Back in the 1920s – many decades before performance marketing had a name, and long before we were wallowing in all this data – BBDO copywriting legend John Caples, a naval engineer turned creative, developed a method that works just as well today: try something, see if it works; when it does, adapt it, use it again. Let results guide your creative approach.

Those who believe that today’s incredible, data-fed technology is gradually doing creative humans out of a job need to pick up a copy of Caples’ 1961 book Tested Advertising Methods. Creativity will always be vital to advertising. But as Caples knew, creativity has to stay connected to results and insights, and today’s data gives us more of those than he could ever have imagined.

Nearly 100 years after John Caples embarked on his career, technology gives marketers a very justified expectation of real results each time they launch a campaign. But the best work we see, time and again, is not just a triumph of data but the work of creativity and data combined.

From a Grand Prix-winning BA digital billboard in central London pointing out the destination of planes flying overhead, to the real-time transfer-window ads Netflix and The Guardian created for Narcos 2, the greatest ideas finds human insight and technology working hand in hand.

Tech releases human ambition, and the better creatives thrive on this. They love the insights that data and tech bring and the measurability of the results. Like Caples, they love adapting, changing, refining. Technology makes us better if we use it right. Creatives who detach themselves from the business, from the revelations that technology feeds back, are working in a vacuum.

Search marketing, in its humble way, has been preparing us for this situation for a long time. Those who practice it know that technology always works better in creative hands. In search, we used the tech, mastered it, hacked it, found new ways to apply it, crafted and tested and sniffed out results – a microcosm of human ambition in a world of machines.

The principles of search – which are essentially the principles of John Caples – are the same principles that are seeping into all areas of marketing as programmatic technology gets a hold. In the end, all marketing will be performance marketing.

Today’s sophisticated advertising technology might seem like an endgame, but in fact it has to be an opportunity to let our creativity off the leash. When everyone has access to the same technology – and each tech platform persuasively claims that you should spend your next marketing dollar with them – tech alone isn’t going to drive sustainable competitive advantage.

The secret about the psychology of modern consumers, meanwhile, is that people don’t change much at heart. As Drayton Bird spelled it out, there are still only nine basic human motivations: make money, save money, save time and effort, help their families, feel secure, impress others, gain pleasure, improve themselves, belong to a group.

Technology gets us closer to our audiences, helps us better understand or pre-empt their motivations at a given time and place, and then it allows human creativity to talk to them.

The great disadvantage of modern audiences, in contrast to those in the 1920s, is that they’ve seen advertising coming. If we were going to be grand about it, we might say we need to make advertising great again. But actually, what we really need is just to make advertising work again.

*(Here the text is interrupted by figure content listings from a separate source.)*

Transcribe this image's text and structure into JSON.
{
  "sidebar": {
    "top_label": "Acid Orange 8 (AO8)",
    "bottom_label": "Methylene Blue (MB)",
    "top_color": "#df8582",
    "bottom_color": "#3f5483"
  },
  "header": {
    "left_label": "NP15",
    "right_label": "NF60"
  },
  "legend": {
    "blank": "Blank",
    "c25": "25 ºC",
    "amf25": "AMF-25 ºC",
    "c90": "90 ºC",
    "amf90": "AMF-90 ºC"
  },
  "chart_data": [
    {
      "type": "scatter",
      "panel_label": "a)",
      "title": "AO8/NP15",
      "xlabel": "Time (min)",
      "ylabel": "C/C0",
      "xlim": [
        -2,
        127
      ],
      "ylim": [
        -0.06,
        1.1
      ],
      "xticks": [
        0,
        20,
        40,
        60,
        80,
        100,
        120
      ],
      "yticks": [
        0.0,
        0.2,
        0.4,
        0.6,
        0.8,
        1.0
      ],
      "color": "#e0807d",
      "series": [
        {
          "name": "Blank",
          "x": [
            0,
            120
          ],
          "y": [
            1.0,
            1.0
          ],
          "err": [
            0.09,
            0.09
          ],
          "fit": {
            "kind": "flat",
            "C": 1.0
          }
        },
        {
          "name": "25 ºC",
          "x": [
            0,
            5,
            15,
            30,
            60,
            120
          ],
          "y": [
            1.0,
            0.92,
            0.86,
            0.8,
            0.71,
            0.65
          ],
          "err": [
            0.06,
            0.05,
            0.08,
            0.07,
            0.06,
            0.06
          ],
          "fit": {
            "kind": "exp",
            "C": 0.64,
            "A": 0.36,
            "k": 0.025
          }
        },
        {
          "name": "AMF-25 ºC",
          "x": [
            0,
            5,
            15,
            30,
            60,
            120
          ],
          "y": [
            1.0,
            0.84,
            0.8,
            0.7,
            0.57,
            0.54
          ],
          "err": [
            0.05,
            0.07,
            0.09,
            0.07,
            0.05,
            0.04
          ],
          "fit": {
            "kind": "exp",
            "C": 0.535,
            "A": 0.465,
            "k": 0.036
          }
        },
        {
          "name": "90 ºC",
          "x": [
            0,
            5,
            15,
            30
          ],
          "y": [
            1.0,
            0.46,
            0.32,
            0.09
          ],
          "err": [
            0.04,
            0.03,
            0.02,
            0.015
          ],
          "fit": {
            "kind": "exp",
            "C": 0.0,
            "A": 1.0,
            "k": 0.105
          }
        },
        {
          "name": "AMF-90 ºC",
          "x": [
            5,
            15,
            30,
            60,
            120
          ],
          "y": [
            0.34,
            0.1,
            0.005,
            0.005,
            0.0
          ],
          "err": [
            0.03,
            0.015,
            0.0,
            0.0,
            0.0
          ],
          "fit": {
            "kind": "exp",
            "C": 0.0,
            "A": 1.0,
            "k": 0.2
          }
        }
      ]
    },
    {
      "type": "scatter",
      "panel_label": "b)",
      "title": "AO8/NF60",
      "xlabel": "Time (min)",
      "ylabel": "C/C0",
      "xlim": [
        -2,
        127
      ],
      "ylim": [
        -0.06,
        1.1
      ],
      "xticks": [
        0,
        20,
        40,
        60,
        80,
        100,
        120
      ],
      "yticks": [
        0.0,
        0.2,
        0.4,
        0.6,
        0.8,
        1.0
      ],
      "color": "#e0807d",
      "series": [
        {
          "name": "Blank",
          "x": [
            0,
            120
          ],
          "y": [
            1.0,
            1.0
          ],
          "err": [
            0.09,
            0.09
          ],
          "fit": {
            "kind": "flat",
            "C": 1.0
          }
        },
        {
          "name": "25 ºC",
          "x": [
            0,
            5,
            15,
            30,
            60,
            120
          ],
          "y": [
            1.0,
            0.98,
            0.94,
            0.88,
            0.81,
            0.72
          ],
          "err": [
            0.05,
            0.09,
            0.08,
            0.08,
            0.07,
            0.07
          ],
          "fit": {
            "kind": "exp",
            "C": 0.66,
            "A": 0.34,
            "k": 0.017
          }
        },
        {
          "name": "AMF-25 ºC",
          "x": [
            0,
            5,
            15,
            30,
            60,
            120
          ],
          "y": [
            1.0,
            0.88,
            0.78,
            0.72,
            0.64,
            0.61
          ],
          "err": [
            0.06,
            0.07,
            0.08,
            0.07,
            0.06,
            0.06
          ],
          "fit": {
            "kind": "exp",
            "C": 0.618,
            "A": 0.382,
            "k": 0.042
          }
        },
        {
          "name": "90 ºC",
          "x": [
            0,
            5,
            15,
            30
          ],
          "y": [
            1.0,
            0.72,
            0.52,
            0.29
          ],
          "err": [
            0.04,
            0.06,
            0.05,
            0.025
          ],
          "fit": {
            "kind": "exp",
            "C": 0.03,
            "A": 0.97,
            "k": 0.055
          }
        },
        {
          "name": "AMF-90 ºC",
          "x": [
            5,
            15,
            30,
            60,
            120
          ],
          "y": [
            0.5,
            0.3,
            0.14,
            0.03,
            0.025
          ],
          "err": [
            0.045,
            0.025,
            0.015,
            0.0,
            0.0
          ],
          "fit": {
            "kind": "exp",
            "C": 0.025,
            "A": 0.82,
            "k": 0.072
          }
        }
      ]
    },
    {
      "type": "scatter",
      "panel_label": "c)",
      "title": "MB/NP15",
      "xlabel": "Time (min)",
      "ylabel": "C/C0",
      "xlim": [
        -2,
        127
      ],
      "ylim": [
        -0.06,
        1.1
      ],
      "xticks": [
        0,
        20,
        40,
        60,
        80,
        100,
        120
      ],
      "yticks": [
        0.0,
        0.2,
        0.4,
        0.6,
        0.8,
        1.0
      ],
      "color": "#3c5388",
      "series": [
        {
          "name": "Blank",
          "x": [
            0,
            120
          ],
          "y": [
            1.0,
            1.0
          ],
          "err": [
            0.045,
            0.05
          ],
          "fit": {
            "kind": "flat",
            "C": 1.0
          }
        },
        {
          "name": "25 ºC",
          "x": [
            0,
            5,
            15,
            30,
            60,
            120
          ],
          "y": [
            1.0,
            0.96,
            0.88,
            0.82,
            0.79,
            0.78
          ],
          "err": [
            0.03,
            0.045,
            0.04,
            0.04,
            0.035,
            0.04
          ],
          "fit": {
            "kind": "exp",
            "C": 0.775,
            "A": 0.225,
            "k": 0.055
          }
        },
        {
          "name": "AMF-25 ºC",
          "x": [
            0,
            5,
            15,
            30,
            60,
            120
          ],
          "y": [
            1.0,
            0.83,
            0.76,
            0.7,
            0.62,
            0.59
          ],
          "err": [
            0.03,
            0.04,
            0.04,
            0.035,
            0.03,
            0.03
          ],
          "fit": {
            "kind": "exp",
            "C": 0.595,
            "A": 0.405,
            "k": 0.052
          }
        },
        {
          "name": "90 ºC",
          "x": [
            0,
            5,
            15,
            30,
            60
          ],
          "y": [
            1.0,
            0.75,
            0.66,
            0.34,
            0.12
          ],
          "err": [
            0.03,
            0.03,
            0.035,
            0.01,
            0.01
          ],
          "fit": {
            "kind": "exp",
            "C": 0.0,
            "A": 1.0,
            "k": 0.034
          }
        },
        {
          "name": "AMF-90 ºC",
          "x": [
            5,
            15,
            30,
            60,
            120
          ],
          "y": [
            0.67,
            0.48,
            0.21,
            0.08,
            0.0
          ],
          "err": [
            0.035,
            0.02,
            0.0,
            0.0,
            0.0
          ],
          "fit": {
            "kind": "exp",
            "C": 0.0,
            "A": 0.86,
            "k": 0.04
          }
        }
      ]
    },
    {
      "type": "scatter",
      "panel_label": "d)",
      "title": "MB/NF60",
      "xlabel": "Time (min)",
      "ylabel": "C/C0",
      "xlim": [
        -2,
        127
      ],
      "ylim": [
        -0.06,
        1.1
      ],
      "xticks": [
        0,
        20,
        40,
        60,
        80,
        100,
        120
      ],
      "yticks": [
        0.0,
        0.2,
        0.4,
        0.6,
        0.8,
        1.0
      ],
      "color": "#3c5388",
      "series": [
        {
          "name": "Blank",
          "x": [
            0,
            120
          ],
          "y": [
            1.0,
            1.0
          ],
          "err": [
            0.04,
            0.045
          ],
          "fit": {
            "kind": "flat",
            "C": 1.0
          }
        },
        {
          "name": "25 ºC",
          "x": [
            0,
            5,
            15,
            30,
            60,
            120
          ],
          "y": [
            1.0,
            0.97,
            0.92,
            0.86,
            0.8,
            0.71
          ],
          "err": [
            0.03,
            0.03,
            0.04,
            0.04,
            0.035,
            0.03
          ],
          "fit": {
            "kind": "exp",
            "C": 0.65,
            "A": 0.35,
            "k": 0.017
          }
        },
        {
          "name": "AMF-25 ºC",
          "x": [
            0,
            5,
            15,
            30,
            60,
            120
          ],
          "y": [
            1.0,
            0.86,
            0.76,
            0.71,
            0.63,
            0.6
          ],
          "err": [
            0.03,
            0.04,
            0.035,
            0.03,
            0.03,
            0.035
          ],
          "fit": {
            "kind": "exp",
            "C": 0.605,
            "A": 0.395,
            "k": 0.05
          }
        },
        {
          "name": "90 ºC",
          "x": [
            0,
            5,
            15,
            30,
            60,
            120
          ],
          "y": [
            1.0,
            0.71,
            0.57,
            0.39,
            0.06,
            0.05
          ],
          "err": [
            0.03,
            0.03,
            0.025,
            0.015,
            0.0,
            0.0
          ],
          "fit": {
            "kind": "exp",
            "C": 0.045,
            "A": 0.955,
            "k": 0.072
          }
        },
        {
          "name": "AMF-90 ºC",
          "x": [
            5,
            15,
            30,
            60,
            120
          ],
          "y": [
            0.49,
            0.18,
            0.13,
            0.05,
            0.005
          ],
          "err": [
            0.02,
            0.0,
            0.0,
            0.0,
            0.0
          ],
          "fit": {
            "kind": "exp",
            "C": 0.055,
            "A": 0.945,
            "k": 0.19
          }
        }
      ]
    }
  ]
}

As Edward Bray, The Guardian’s head of programmatic trading told one of our breakfast seminars at the end of last year, humans are hardwired to ignore what isn’t creative. “Human brains like novelty and they don’t like repetition, and this thirst for novelty is a key driver of creativity,” he said. If advertising isn’t working, in other words, it’s because it isn’t often interesting enough.

We have all the tools to create all the interesting content the world could want. So as an industry, we need to use them. Perhaps we all need to set ourselves the goal of making people hate advertising just a little bit less every day – by being just a little bit more intelligent, by using our technology more creatively, and by feeding more of the possibilities of technology into our creative processes.